Up to the beginning of June, the CAD had remained range bound testing both the upper and lower limits (1.3500 to 1.3100) numerous times with the net result of a near unchanged CAD since January. Since June, the CAD has appreciated 3.10% as a combination of lower U.S. interest rates and improving CAD economic data have it testing the key 1.3100 level again. The Bank of Canada stood pat this week and in light of dovish tendencies in other key G7 central banks (US), the C$ appears to be entering a new higher range.


After weakening sharply in April and May, the CNY finally stabilized in June. After the FOMC meeting on June 19th, the CNY has reflected overall U.S. dollar weakness but has returned to a consolidation pattern in July despite the temporary trade truce between the U.S and China and another leg down in U.S. interest rates. Expect more consolidation this week.

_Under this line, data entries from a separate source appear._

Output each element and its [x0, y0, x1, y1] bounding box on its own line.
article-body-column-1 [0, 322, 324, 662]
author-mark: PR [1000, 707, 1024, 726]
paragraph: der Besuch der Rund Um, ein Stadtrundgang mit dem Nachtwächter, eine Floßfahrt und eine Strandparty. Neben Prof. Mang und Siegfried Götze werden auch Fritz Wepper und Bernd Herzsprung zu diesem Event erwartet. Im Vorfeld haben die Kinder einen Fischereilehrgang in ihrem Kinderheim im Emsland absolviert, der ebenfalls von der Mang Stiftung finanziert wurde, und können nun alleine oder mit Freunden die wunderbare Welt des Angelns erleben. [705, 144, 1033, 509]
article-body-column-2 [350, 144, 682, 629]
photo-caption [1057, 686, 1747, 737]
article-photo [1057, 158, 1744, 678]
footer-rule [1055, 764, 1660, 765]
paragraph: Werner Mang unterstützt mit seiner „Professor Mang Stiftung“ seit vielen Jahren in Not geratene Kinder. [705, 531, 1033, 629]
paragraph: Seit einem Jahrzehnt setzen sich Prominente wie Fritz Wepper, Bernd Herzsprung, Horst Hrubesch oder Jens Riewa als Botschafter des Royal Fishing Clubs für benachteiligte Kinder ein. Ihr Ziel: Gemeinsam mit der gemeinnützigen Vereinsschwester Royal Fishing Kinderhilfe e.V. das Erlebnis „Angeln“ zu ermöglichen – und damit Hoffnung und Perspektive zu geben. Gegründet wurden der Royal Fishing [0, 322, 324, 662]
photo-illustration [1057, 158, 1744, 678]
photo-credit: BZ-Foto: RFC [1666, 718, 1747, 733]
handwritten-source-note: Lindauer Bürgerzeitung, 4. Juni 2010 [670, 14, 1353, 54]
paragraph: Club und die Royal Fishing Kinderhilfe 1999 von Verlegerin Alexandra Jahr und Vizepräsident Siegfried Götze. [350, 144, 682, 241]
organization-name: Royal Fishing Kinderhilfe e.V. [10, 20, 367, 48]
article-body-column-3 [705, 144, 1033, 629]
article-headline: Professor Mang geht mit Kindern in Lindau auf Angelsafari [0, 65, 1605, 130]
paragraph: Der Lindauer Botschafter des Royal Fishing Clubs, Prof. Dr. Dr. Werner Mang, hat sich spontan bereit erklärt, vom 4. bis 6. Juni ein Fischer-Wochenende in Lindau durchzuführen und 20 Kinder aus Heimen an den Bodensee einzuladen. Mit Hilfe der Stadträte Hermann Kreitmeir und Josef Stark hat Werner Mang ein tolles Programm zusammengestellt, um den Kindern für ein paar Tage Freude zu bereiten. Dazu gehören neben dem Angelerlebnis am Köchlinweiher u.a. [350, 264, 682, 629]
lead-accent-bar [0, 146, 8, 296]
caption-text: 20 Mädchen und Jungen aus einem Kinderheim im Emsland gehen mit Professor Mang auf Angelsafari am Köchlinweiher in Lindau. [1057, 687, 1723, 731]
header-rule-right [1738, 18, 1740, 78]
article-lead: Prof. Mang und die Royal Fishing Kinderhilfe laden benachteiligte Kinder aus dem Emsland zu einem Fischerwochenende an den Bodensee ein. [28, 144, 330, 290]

The AUD remains very resilient and continues to show a near term bottoming pattern. This is despite the RBA cutting interest rates by 25 bps at back to back meetings in June and July. There is an element of the market that believes that the RBA is near the end of its rate cutting cycle.  While susceptible to the U.S. dollar weakness and strength, the AUD, along with the NZD and CAD have been outperforming over the past weeks. Expect a steady to slightly stronger AUD this week.